Et ses yeux vides et périscopiques balayaient la surface du monde.... Dans son sillage de toxicomanes, des singes d'un gris translucide s'élançaient comme des lances à poisson vers le marché de la camelote, et restaient là à sucer, et tout s'écoulait dans "Fats", de sorte que sa substance grandissait et grandissait, remplissant les places, les restaurants et les salles d'attente du monde entier d'un suintement de camelote grise.

 

"Bulletins from Party Headquarters are spelled out in obscene charades by hebephrenics and Latahs and apes, Sollubis fart code, Negroes open and shut mouth to flash messages on gold teeth, Arab rioters send smoke signals by throwing great buttery eunuchs – they make the best smoke, hangs black and shit-solid in the air – onto gasoline fires in a rubbish heap, mosaic of melodies, sad Pan pipes of humpbacked beggar, cold wind sweeps down from post card Chimborazi, flutes of Ramadan, piano music down a windy street, mutilated police calls, advertising leaflet synchronize with street fight spell SOS.

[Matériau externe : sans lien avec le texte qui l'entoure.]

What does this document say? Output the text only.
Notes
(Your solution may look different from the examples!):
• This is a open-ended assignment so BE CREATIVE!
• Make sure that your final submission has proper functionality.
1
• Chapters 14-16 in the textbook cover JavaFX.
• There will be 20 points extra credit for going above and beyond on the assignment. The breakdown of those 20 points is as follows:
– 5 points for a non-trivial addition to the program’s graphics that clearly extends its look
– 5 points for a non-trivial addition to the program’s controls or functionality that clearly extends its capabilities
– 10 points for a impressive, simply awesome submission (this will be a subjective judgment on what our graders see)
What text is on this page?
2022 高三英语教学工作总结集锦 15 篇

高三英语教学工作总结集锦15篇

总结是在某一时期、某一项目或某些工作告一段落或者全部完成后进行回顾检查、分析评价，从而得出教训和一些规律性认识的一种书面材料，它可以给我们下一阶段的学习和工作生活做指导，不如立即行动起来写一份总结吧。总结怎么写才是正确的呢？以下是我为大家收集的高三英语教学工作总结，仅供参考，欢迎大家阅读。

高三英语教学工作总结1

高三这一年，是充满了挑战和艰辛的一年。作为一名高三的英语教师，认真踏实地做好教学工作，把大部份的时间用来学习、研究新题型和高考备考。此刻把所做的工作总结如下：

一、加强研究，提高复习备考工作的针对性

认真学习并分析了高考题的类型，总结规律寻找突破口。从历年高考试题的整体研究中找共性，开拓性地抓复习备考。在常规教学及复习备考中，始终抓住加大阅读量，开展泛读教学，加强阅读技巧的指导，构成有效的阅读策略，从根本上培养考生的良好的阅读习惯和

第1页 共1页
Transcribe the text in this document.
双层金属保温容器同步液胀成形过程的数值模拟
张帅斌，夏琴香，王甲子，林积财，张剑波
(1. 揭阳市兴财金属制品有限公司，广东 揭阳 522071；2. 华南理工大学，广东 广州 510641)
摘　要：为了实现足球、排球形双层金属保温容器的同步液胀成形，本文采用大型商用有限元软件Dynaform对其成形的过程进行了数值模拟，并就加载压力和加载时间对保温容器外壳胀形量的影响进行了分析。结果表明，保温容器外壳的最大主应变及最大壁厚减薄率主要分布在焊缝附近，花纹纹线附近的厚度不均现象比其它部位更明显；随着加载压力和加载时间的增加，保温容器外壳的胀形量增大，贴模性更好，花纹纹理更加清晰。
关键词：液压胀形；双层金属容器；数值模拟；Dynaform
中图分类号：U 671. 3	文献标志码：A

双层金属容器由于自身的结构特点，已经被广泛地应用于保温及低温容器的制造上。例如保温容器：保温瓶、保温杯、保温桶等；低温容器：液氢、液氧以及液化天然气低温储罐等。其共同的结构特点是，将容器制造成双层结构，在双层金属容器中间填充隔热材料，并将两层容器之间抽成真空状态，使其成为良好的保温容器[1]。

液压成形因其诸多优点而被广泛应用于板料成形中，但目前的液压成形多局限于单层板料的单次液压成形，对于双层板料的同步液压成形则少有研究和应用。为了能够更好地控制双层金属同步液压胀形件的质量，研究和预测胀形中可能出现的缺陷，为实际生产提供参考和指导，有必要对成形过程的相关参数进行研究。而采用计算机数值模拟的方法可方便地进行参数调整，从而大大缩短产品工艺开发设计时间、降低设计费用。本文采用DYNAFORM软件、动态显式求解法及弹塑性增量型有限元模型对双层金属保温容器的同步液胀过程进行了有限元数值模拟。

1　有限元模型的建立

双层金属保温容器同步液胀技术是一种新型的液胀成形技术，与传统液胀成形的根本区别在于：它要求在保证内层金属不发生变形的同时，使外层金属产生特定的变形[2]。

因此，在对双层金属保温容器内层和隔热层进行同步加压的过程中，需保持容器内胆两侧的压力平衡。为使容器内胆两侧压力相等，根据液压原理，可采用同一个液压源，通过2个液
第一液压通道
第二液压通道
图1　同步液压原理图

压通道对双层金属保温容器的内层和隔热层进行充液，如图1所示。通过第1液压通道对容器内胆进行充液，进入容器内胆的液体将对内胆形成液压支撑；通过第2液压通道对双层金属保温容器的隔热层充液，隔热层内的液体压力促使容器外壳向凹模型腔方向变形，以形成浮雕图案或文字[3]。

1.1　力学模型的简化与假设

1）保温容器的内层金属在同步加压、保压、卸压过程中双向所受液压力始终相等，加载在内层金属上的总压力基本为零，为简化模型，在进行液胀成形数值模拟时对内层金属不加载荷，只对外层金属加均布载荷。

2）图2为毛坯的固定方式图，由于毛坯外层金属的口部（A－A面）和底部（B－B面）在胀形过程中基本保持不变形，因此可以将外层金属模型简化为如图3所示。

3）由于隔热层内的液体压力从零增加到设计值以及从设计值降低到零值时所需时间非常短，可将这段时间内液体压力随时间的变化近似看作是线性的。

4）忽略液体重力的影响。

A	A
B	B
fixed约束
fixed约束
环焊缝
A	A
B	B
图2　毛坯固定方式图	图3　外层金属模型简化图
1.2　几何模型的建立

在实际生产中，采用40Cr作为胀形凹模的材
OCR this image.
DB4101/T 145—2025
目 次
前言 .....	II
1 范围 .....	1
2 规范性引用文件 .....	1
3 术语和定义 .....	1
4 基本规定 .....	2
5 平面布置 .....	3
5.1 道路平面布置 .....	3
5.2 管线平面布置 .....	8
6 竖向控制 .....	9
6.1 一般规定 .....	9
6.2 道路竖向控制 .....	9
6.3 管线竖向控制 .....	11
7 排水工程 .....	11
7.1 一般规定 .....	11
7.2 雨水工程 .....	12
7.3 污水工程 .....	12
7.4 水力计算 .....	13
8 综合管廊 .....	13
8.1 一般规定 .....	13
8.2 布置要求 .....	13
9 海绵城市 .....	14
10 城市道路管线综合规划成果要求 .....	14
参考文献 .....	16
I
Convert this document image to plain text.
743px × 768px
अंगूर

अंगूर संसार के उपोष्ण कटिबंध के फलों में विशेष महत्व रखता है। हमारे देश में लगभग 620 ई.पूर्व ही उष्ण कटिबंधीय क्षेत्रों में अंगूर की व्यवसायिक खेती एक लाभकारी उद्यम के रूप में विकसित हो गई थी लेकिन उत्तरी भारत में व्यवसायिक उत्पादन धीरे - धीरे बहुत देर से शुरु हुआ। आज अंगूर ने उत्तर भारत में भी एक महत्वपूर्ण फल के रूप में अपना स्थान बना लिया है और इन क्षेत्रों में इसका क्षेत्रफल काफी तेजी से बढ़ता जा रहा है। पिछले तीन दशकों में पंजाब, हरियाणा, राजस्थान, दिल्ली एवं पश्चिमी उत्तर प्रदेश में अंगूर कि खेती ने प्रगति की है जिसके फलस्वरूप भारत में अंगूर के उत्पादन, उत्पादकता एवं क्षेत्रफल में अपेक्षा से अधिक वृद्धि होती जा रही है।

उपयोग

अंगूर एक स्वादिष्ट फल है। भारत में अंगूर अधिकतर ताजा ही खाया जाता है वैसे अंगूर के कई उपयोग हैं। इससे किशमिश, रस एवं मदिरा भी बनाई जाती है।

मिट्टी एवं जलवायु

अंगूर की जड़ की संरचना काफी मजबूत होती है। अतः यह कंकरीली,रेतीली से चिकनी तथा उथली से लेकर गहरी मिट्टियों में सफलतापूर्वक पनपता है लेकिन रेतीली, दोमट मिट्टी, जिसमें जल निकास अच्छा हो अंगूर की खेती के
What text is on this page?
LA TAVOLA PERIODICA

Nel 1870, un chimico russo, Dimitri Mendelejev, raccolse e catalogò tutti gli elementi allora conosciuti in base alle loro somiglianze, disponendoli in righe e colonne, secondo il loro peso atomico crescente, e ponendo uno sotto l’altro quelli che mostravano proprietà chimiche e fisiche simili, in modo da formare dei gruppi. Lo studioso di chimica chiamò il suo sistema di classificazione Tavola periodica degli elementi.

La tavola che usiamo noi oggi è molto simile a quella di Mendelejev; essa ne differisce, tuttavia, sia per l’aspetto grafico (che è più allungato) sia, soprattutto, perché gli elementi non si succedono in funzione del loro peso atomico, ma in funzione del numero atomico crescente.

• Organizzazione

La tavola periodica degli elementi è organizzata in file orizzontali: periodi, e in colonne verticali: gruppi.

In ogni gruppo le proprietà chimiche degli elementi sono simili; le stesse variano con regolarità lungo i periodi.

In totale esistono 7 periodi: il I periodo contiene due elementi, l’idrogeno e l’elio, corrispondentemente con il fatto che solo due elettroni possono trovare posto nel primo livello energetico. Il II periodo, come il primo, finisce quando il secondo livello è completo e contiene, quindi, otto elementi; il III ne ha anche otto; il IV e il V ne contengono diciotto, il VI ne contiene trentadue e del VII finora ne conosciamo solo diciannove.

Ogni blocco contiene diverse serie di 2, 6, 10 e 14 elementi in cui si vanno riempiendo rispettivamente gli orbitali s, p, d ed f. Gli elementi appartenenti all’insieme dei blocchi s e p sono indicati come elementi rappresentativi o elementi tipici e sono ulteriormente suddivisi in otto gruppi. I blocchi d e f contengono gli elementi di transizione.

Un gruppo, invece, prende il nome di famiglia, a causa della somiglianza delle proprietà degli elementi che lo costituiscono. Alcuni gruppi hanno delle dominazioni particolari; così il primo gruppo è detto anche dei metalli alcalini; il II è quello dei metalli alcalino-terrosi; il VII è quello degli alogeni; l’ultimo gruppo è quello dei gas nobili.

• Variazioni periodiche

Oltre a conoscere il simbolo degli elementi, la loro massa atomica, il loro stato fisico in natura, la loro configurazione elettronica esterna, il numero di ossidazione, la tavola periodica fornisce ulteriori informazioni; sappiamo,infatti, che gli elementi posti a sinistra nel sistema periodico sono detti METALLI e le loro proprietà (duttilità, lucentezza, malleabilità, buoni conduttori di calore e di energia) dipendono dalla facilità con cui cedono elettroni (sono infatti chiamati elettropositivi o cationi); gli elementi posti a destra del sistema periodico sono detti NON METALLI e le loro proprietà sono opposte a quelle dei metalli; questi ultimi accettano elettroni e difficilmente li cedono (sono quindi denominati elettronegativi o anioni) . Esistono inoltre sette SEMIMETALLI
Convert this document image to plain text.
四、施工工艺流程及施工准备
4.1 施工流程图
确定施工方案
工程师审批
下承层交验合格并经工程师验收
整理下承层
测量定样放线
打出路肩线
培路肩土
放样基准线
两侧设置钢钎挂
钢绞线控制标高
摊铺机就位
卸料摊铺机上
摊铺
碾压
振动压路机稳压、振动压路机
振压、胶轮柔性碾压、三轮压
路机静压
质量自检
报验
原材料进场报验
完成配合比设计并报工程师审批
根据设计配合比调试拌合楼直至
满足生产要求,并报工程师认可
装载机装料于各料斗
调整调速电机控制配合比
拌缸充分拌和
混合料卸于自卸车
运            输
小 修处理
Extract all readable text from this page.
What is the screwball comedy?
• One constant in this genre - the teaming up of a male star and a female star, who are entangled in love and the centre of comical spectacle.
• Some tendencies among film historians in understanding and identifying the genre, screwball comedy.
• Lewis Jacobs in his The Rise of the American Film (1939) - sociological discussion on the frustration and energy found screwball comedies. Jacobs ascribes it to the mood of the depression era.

Two agents have identified themselves each to each by choice of sex practices foiling alien microphones, fuck atomic secrets back and forth in code so complex only two physicists in the world pretend to understand it and each categorically denies the other. Later the receiving agent will be hanged, convicted of the guilty possession of a nervous system, and play back the message in orgasmal spasms transmitted from electrodes attached to the penis."

 

Les bulletins du quartier général du parti sont épelés dans des charades obscènes par des hébéphrènes, des Latahs et des singes, le code des pets de Sollubis, les noirs ouvrent et ferment la bouche pour faire clignoter des messages sur des dents en or, les émeutiers arabes envoient des signaux de fumée en lançant de grands eunuques beurrés - ils font la meilleure fumée, La fumée est noire et solide comme de la merde - sur des feux d'essence dans un tas d'ordures, mosaïque de mélodies, triste pipe de Pan d'un mendiant à bosse, vent froid balayant la carte postale de Chimborazi, flûtes du Ramadan, musique de piano dans une rue venteuse, appels de police mutilés, tracts publicitaires synchronisés avec les combats de rue, SOS.

Deux agents se sont identifiés l'un à l'autre par le choix de pratiques sexuelles déjouant les microphones extraterrestres, baisant des secrets atomiques dans un code si complexe que seuls deux physiciens au monde prétendent le comprendre et que chacun nie catégoriquement l'autre. Plus tard, l'agent récepteur sera pendu, condamné pour possession coupable d'un système nerveux, et rediffusera le message sous forme de spasmes orgasmiques transmis par des électrodes fixées au pénis.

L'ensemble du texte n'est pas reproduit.